Истинная поэзия, то есть поэзия естественная и гармоничная, столько же говорящая сердцу, сколько и уму, стала в этот счастливый век доступна народу. Новые образцы красноречия явились во всей своей величавой красоте. Особенно прославились в ту пору театры, где шли пьесы настолько совершенные, что ни одному народу не удалось создать произведений, подобных им. Наконец чувство изящного стало свойственно людям всех сословий, так что даже среди друидов появились хорошие писатели.
Но эти лавры, чьи главы возносились до небес, засохли вскоре на истощенной земле. Их осталось ничтожно мало – чахлых и увядающих. Упадок вызван был тем, что все научились писать бойко, и уже никто не старался писать хорошо, а также пресыщенностью прекрасным и влечением к извращенному. Тщеславные глупцы лелеяли художников, возвращавших искусство вспять, ко временам варварства, и эти же тщеславцы, преследуя истинные таланты, вынуждали их покидать родину. Трутни изгоняли пчел.

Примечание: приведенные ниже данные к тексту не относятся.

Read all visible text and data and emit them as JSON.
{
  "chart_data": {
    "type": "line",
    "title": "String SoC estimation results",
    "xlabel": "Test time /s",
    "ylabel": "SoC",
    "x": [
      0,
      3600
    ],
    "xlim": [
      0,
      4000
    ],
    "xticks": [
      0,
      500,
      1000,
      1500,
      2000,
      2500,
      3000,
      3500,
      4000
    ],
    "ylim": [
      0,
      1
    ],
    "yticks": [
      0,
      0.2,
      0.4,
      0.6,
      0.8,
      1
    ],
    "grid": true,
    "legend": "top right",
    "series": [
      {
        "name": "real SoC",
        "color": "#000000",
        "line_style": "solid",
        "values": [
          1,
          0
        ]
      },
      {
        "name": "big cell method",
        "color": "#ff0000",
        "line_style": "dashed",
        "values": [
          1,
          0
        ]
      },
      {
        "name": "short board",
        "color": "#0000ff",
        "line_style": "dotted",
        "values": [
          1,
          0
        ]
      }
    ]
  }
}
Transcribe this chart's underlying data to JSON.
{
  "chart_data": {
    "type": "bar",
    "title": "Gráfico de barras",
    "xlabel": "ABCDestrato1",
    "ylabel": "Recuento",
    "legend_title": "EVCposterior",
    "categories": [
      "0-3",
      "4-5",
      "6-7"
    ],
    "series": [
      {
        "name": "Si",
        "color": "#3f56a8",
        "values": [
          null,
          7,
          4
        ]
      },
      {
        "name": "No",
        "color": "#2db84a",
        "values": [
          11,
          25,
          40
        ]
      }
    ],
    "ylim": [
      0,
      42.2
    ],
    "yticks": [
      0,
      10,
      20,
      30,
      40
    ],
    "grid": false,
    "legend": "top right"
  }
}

Почти исчезли подлинные искусства, почти исчез гений. Заслугой считалось умение толковать вкривь и вкось о заслугах былого века. Пачкун кабацких стен с видом знатока критиковал полотна великих мастеров. Пачкуны бумаги искажали произведения великих писателей. Невежество и дурной вкус имели в услужении других пачкунов. Под различными заглавиями, в ста томах, повторялось одно и то же. Либо словарь, либо брошюра – иного выбора не было. Некий газетчик-друид [70] дважды в неделю туманно писал о деяниях неведомых народу фанатиков и о небесных чудесах, будто бы совершаемых на чердаках оборванными нищими и нищенками. Отставные друиды [71] в черных одеждах, умирающие от голода и злости, в сотнях статеек сетовали на то, что им больше не дозволяют обманывать людей и что это право предоставлено зловонным отщепенцам в серых одеждах [72]. Несколько архидруидов сочиняли гнусные пасквили [73].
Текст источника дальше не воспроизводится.